By Terence Houston, ESA Science Policy Analyst
Planning a summer visit to a US national park this summer? The parks will be open, but the overall quality of the trip may be somewhat lessened due to the ongoing budget sequestration which went into effect March 1.
Since then, Congress has legislatively decreased the burden for some federal programs whose responsibilities hit close to home. After Department of Agriculture Secretary Tom Vilsack asserted that sequestration would lead to furloughs for meat inspectors, Congress wholly neutralized the sequester for federal meat inspections (at least the threat of tainted meat can still spur quick bipartisan action among federal lawmakers). Faced with increased travel delays on their own flights to and from Washington, Congress also took action to end furloughs for air traffic controllers. Outside of those actions, federal agencies have received little relief from Congress in minimizing negative impacts to vital programs.
One misconception is the degree of leeway federal agencies have in the implementation of sequestration. The across-the-board cuts are mandated to occur equally across all federal programs unless Congress has legislatively either added or redirected funding.
Among federal entities struggling to cope is the National Park Service. In the most recent edition of The Ecologist Goes to Washington, 2013 Ecological Society of America Graduate Student Policy Award winner Caitlin McDonough MacKenzie discusses the impacts of sequestration on her federally funded research at Acadia National Park and Congress’ apparent acceptance of sequestration as here to stay. Indeed, to the outside observer, Congress seems to have ceased work on a “grand bargain” to neutralize the sequester for the remainder of Fiscal Year 2013 and is returning to a “business as usual” mindset, despite the fact that, as MacKenzie elaborates, business is very much not usual for many researchers and conservationists across the country:
By mid-April when we were in DC, it seemed like people in DC had kind of forgotten about the sequester–that it had lost this immediacy, but for me it was still a very immediate thing, so during the Congressional Visits Day, I talked about the sequester every chance I got. And I was really lucky that my lab had NSF [National Science Foundation] funding when my Park Service grant was sequestered and that kind of fit into our narrative of asking for sustained NSF support…..but I also wanted use this opportunity to remind my congress people that the sequester was already hurting science…I’m also surrounded by a bunch of people who work for the National Park Service and are facing similar challenges…

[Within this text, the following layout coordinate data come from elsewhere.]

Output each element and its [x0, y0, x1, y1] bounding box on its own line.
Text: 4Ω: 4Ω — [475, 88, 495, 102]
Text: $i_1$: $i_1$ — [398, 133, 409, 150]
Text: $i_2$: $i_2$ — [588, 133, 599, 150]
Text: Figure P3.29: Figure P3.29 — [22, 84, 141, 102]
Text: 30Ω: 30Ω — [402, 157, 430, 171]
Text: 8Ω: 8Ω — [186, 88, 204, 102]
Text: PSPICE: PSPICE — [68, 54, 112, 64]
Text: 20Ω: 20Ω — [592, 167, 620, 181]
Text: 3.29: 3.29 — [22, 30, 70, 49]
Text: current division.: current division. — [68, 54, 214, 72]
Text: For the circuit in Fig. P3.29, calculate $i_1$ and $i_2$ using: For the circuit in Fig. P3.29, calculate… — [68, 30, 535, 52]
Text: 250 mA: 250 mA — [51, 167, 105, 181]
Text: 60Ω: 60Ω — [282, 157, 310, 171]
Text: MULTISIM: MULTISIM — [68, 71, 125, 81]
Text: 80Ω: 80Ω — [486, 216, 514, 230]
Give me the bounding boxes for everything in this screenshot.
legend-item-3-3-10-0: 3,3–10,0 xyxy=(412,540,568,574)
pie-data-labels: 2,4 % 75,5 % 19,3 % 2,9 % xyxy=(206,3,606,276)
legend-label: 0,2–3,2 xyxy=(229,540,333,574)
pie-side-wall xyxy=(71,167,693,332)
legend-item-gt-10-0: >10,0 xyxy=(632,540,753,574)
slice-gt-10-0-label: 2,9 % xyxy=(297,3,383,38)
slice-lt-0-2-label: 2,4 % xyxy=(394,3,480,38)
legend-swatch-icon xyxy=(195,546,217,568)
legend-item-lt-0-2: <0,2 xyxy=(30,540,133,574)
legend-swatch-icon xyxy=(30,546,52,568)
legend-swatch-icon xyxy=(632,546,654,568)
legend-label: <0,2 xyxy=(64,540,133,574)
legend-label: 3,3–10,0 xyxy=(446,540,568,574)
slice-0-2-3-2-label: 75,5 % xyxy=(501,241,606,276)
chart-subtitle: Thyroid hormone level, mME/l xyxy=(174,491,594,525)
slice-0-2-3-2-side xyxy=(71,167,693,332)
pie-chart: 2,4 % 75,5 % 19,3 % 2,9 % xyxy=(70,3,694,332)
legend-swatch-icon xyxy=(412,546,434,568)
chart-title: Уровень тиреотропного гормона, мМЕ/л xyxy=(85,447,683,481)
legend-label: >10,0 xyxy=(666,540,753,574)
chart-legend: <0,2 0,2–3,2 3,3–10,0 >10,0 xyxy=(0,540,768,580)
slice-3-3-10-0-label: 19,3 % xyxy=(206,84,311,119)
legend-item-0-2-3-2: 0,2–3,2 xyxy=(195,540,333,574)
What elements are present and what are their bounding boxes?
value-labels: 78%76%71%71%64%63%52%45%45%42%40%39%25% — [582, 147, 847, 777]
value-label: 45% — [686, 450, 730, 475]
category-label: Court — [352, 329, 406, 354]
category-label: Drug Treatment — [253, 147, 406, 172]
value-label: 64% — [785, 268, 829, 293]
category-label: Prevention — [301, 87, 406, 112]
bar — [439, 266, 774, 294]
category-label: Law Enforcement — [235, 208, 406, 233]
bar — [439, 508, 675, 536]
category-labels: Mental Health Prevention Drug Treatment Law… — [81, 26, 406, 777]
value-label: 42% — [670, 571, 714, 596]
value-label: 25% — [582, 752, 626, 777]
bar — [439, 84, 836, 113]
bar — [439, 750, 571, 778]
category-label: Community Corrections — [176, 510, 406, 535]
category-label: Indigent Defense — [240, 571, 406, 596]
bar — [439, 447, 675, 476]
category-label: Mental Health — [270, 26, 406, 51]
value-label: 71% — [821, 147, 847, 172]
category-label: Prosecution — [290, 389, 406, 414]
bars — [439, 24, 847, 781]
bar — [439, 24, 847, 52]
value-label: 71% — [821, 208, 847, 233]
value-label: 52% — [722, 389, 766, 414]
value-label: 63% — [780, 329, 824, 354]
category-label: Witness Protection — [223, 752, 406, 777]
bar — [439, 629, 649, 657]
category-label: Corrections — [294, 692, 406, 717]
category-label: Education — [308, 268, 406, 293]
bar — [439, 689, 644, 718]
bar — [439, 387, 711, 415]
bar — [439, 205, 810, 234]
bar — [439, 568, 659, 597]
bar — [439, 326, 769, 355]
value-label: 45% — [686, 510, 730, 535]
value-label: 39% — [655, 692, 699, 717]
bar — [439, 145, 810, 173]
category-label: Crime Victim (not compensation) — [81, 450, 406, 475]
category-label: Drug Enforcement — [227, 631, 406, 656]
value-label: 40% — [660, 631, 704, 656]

This past Earth Day, Department of Interior Secretary Sally Jewell elaborated on the impacts sequestration will have on visits to national parks. “The teams in the Department of the Interior will do the best job they can with the resources that they have to serve the public, but there is no question that sequestration will impact a visitor’s experience, whether it’s a closed campground, the inability to get an expert to help answer their questions, the maintenance that needs to be done,” said Jewell. House Natural Resources Committee Chairman Edward Markey (D-MA) recently released a report further detailing sequestration’s impacts on national parks. Noting that visitors to national parks spent about $30 billion in 2011, the report highlights several purported unavoidable impacts on national park visits. Several parks, such as Grand Canyon National Park and Glacier National Park will see reduced hours for their visitor centers. Reduced visitor hours at Fredericksburg & Spotsylvania National Military Park in Virginia will reportedly deny access to 20,000 park visitors.
Other impacts include fewer educational offerings, less maintenance staff during peak visitation seasons, reduced environmental monitoring and less capacity to respond to emergency situations. The Markey report also notes that national parks are already faced with a $12 billion maintenance backlog, which has delayed repairs to roads, bridges, trails, historical sites and park facilities. Collectively, the impacts echo those highlighted last fall in a report from the Wilderness Society on sequestration’s impacts on federal conservation efforts.
Absent action from Congress, it would seem that the impacts of sequestration on the overall quality of national park visits will grow as the summer tourist season progresses. Lawmakers are back in their home districts this week for the Memorial Day work period and they’ll be in their districts this summer for weeks that encompass the Fourth of July, the month of August and Labor Day week. If you have concerns about sequestration, you may want to think about using one of these district work periods to request a meeting with your congressional representative.
It would also be worthwhile to encourage your Member to pay a visit to national parks in their district or state. As in the cases of meat inspections and flight delays, lawmakers are often more obliged to address an issue when they realize it hits close to home.